C’est contre cette peuplade turbulente et guerrière que les tribus israélites allaient, par deux fois, briser leurs forces. Car c’était aux Philistins que l’Éternel avait confié la charge d’exécuter ses jugements contre la maison d’Éli et contre la nation entière. Battus dans une première rencontre qui leur coûta quatre mille hommes, les Hébreux essayèrent, non pas de retourner à Dieu par la repentance, mais, ce qui était beaucoup plus simple, de faire venir dans leur camp le symbole visible de Dieu, l’arche de l’alliance. Peine perdue. Cette arche, ces tables de la loi, ce propitiatoire d’or étaient les témoignages de leur honte, les présages d’un châtiment plus grand. Une seconde bataille est livrée. L’arche ne sauve rien. Elle est prise elle-même. Trente mille soldats sont frappés à mort. Hophni et Phinées, les deux fils d’Éli, ont peut-être essayé de racheter leur vie en combattant autour des chérubins. Ils sont tués aussi. Leur vieux père apprend la fatale nouvelle. Il ne la peut supporter, tombe de son siège à la renverse, et meurt. Sa belle-fille, femme de Phinées, expire le même jour, en mettant au monde un fils qu’elle n’a que le temps de nommer : I-Kabod, c’est-à-dire : Point de gloire ! Le pauvre petit orphelin va résumer par son nom seul le sort de sa patrie pour vingt longues années : Point de gloire !
Un remarquable fragment du Psaume 78, se rapportant selon toute apparence à cette catastrophe, montre qu’elle en fut l’étendue. Après avoir retracé très rapidement la conquête de Canaan, le psalmiste signale la période des juges comme un temps de révoltes fréquentes contre Dieu et d’infidélités multipliées à son culte, Puis il continue en ces termes : « Dieu entendit, et il fut irrité ; il repoussa fortement Israël. Il abandonna la demeure de Silo, la tente où il habitait parmi les hommes. Il livra sa gloire à la captivité, et sa majesté entre les mains de l’ennemi. Il mit son peuple à la merci du glaive, et il s’indigna contre son héritage. Le feu dévora ses jeunes hommes, et ses vierges ne furent pas célébrées ; ses prêtres tombèrent par l’épée et ses veuves ne pleurèrent pasw » Il paraît presque impossible de ne pas voir dans ces versets une allusion précise à la bataille d’Aphek. Ces prêtres qui tombent par l’épée sans que leurs veuves puissent pleurer ; cette gloire de Dieu emmenée en captivité, sa majesté livrée aux mains de l’ennemi, c’est bien l’arche prise, Phinées mourant avec son frère, la mère d’I-Kabod expirant, presque sans pouvoir verser une larme. Mais le texte du Psaume nous décrit une infortune encore plus vaste. Il semble en résulter que les Philistins victorieux se seraient avancés jusqu’à Silo, brûlant, pillant et massacrant tout sur leur passage. A peine les lévites demeurés sur les lieux auront-ils pu sauver quelques objets précieux. Samuel se sera échappé, sans que nous sachions comment, suivant peut-être les débris du tabernacle jusqu’à Nob où nous retrouverons plus tard la maison de Dieux. Bref, la défaite qui fut infligée à Israël dans cette rencontre aurait été, en quelque mesure, l’avant-coureur de ces désastres retentissants qui furent marqués deux fois par la prise de Jérusalem et par la ruine du temple, sous Nébucadnetsar et sous Titus.

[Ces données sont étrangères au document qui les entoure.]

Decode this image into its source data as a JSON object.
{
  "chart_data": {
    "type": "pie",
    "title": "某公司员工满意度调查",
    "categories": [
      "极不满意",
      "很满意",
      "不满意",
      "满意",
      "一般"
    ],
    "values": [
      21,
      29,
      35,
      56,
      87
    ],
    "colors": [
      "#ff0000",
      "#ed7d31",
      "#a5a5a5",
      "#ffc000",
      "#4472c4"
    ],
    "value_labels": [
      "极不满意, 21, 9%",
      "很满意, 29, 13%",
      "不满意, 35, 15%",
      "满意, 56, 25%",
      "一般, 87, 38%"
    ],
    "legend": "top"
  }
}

w – Psaumes 78.59-64. Peut-être faut-il rapporter au même événement le passage de Jérémie 7.12 : « Allez donc au lieu qui m’était consacré à Silo… et voyez comment je l’ai traité. »
x – 1 Samuel 21.1.
Alors a commencé pour le peuple de Dieu une période prolongée d’abaissement et de souffrance. Alors, pour parler avec le savant Œhler, « le tabernacle, dépouillé de l’arche, a perdu sa signification comme centre des douze tribus ; l’action du sacerdoce est à peu près suspendue ; l’intermédiaire entre l’Éternel et les Hébreux n’est plus que la personne d’un prophète inspiré. Tandis que les anciens cadres de la loi cérémonielle sont en partie brisés, Israël sera conduit à comprendre que Jahveh n’a pas enchaîné ses secours ni sa présence au symbole vénéré de son habitation au milieu des hommes. Il peut, au contraire, être trouvé comme Dieu du salut partout où il est cherché sérieusementy. »

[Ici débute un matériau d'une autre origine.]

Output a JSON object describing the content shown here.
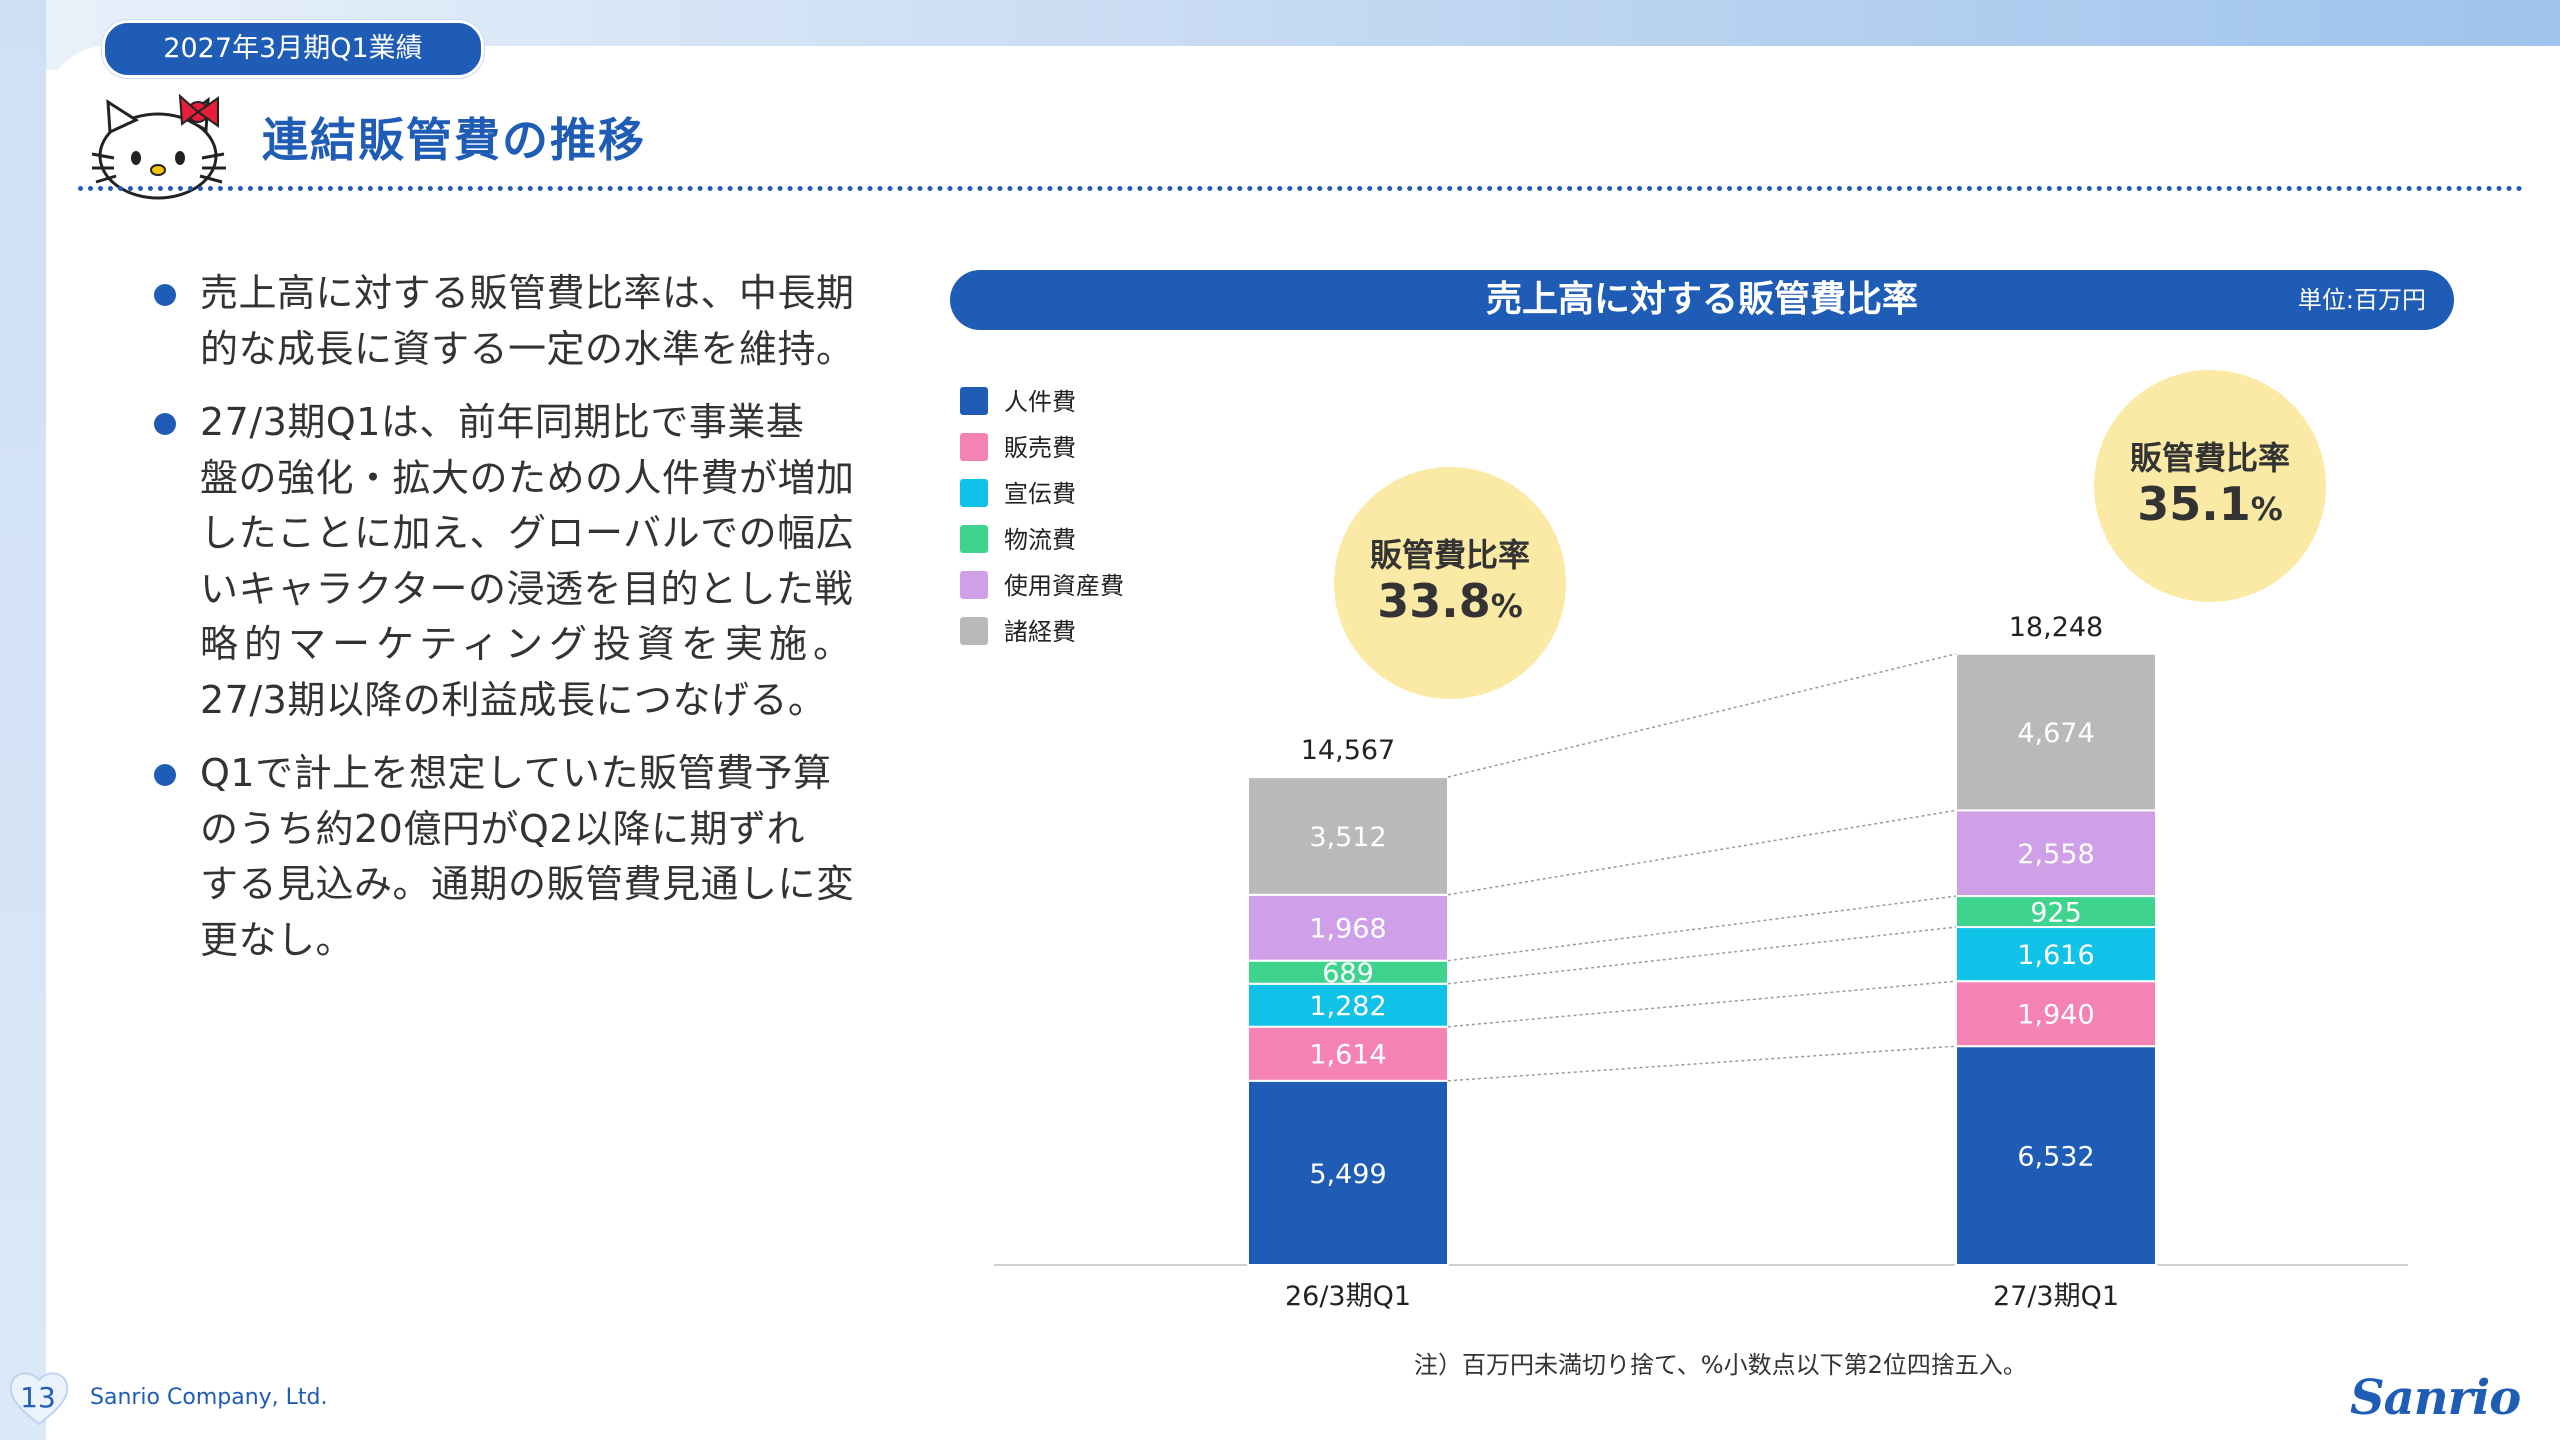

y – Voir Herzog, Real Encycl., XII, p. 214.
Il est vrai que les païens aussi ont reçu de sévères leçons. Lorsqu’ils ont traité l’Éternel à la façon de leurs dieux nationaux, lorsqu’ils ont tâché de l’humilier devant Dagon, bientôt ils ont dû comprendre que sa puissance ne pouvait être diminuée. C’est Dagon qui est tombé devant l’arche, et cela par deux fois ; il a même été décapité, et ses mains ont été détachées des bras. Un double fléau a frappé les Philistins, dans leurs champs et dans leurs corps. Au bout de sept mois, ils en ont eu assez de leur trophée. Ils en ont eu trop. Ils n’ont plus songé qu’aux moyens de se débarrasser décemment mais promptement de l’arche ; à quoi ils sont parvenus d’une façon qui leur fait honneur.
Ici pourtant, deux observations veulent être faites. La première, c’est qu’en renvoyant dans le territoire israélite la dépouille la plus glorieuse qu’ils eussent conquise sur leurs ennemis, ils n’entendent nullement pour cela renoncer aux fruits de leur victoire. Ils continuent à faire peser leur domination sur les Hébreux. Et cela pendant plus de vingt ans, sans aucun relâche à nous connu. Peut-être bien qu’ils ne furent pas en état de l’exercer partout d’une manière également efficace ; toutefois, ils en usèrent pendant à peu près un demi-siècle et, partout où ils le purent, il est probable qu’ils en abusèrent.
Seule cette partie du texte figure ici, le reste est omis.